こんなことが、桜織高校では平然ともう何十回も繰り返されている。
昨夜、あれだけ人としての形を失っていた上沢が、まるで何事もなかったように傷もなく元に戻っている。失われているのは、目に見えない魂だけ。
ネクロマンサーのように魂という存在を観測できない人達にとって、今の上沢はただ少し元気がなくなった程度に過ぎないのだろう。
だって世界は何も問題なく回っている。
空っぽの偽物が増え続けても、闇の中でいくら人が切り刻まれていようと、日が昇ればいつも通りの日常が幕開ける。

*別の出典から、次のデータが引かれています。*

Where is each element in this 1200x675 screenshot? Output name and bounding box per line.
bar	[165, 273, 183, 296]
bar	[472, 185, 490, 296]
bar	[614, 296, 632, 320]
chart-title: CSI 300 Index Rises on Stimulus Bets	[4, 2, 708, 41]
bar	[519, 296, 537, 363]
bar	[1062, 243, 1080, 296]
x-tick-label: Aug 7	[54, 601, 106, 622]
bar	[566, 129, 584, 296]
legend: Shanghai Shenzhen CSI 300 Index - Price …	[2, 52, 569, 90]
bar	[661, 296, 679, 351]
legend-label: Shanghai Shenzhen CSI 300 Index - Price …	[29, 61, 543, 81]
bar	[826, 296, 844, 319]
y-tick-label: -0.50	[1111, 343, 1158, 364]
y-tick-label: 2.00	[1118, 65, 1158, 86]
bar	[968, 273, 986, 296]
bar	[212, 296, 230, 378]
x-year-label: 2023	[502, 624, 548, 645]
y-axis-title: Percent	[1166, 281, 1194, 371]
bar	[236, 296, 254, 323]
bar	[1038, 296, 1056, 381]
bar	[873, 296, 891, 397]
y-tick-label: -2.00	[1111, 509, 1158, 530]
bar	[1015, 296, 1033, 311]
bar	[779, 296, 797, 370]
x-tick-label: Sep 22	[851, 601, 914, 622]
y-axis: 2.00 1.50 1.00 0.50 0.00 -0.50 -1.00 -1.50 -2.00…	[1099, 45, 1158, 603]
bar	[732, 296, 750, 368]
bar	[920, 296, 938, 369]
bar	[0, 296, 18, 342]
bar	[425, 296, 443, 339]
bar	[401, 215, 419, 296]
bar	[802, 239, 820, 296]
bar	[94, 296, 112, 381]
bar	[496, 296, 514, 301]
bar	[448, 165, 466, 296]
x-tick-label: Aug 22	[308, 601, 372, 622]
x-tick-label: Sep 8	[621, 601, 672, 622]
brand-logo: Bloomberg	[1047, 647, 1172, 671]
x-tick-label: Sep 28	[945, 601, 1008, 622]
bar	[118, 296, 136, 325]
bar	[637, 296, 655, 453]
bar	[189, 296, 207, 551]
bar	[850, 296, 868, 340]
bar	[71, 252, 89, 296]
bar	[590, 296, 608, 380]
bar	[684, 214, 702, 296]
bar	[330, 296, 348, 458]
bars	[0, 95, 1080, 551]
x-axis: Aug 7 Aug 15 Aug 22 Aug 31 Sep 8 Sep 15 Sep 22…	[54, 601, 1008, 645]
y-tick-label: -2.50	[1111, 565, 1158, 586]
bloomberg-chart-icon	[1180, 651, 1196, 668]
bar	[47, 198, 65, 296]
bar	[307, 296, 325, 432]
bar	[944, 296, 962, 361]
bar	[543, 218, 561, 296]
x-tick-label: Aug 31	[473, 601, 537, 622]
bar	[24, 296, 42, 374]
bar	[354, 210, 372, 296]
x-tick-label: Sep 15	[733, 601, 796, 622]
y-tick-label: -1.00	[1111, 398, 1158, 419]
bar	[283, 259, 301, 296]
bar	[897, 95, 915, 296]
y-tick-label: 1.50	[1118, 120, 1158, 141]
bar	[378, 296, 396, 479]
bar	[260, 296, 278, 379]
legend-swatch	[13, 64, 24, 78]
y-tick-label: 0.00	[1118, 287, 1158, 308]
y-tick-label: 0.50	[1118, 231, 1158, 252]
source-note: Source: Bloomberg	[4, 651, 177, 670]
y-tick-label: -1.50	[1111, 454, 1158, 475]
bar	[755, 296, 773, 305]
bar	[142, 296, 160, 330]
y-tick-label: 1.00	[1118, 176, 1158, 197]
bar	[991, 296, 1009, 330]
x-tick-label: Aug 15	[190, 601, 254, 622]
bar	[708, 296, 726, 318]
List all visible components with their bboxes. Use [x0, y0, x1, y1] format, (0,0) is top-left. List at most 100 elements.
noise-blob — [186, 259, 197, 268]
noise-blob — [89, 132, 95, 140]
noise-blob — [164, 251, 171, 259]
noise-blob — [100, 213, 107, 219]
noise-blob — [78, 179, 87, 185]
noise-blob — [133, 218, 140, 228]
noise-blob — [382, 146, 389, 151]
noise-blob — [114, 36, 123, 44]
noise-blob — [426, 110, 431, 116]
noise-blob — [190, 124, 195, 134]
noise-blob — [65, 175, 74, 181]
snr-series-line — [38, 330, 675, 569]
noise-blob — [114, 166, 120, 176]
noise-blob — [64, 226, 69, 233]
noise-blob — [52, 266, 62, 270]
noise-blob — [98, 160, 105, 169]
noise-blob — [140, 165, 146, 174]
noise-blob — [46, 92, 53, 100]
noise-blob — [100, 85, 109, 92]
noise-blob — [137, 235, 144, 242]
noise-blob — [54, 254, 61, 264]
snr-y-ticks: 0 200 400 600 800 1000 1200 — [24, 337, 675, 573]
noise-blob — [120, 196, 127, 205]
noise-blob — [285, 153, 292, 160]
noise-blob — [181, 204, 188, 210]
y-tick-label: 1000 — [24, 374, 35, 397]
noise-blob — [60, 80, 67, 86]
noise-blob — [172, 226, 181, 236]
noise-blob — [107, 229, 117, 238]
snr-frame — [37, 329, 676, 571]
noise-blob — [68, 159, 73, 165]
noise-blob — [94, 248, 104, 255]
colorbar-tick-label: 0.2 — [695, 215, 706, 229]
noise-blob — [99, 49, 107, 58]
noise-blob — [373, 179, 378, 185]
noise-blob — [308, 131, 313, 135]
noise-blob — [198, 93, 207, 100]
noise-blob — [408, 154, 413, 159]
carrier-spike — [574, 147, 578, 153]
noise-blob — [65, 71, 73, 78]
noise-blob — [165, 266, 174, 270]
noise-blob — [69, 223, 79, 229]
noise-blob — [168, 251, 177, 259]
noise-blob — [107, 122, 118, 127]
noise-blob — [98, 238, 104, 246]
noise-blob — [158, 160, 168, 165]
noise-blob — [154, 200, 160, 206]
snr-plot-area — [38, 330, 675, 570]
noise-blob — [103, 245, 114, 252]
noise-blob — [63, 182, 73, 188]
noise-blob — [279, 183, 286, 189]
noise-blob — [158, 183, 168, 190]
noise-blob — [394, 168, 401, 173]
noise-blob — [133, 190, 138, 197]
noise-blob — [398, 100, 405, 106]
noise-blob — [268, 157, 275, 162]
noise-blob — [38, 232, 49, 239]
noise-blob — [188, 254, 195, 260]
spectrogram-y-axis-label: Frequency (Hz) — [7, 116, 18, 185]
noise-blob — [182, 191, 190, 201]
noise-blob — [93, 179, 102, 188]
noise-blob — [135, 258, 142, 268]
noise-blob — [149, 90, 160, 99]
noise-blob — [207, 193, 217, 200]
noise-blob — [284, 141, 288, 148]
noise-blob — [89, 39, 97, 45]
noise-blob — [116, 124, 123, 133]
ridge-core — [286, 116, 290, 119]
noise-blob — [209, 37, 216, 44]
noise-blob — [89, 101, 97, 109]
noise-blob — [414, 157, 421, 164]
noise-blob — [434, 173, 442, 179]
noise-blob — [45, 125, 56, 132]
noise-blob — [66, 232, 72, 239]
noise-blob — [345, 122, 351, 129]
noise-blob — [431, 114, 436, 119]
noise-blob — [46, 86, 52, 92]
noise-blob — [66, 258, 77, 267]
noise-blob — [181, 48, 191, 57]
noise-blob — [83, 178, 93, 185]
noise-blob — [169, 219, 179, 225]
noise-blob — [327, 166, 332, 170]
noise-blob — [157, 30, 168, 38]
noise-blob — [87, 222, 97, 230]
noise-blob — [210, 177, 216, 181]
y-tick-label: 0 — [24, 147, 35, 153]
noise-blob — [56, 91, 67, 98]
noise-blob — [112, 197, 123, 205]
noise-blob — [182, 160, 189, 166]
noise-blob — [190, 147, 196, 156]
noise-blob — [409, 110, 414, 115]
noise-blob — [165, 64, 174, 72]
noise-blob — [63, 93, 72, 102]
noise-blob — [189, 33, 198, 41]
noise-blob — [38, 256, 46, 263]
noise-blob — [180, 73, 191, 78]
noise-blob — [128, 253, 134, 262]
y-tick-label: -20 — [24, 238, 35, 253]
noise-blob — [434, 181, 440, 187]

そして誰も隣人が空蝉になっていることに気づかない。きっとその事実はこれまでもずっと続いてきたのだろう。世界を引っぺがせば、そこには人を喰い物にしている化け物たちが想像もできないくらいに湧いている。
知られざる真実。世界の裏側。陰謀、深淵、闇…その中心、あるいは一つといえるのがきっとネクロマンサーだ。そして僕はその隣に立っている。
この恐怖に逃げ場はない。世界はただ、元々そういうものだったのだ。あるいは——
全てのネクロマンサーを殺す。
ミコが掲げていたその野望を果たすことだけが、この醒めない悪夢のようなそこ知れぬ恐怖から解放されるための唯一の方法なのかも知れない。
——こんこん。
狭いトイレの個室の中で、どんどんと思考の深みに沈んでいく僕は、不意に聞こえてきた、乾いたノック音でようやく現実へと戻ってくる。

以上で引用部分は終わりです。